The results of the present survey provide substantial data about a potential increased risk of infection by SARS-CoV-2 for ORLs. On the basis of the provided evidence, ORLs might be supported adequately during future pandemic events. Moreover, ORLs should be involved in taskforces if symptoms of a specific pandemic disease are found in the otorhinolaryngological field [41] and the data might also serve as comparative figures for other medical specialities.

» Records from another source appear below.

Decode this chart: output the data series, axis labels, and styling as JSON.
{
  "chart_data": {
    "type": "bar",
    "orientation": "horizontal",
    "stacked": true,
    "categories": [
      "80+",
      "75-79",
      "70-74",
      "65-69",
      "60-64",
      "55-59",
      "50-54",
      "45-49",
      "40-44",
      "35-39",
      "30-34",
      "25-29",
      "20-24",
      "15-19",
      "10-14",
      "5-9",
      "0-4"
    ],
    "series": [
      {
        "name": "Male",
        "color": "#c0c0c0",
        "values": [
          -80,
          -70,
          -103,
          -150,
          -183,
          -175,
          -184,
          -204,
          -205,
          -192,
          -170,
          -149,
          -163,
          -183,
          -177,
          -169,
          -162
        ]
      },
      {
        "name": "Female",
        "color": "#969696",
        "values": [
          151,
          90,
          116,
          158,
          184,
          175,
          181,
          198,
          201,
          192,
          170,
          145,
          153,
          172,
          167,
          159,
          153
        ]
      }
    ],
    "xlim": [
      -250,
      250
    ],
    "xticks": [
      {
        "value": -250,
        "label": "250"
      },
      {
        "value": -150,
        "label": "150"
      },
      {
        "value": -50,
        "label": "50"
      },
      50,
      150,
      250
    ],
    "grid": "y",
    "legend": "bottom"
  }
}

In summary, the present data reveal a relative risk of 3.67 for ORLs compared to the total population of Germany to get infected by SARS-CoV-2. Thus, the data support the hypothesis that ORLs have a higher risk to get infected by SARS-CoV-2. It still remains ambiguous how high the risk of infection is for other health care professionals. Certainly, sufficient personal protection equipment needs to be available for otorhinolaryngologists especially if a second or third wave of infection by SARS-CoV-2 must be expected and COVID-19 will turn into a long lasting medical challenge all over the world.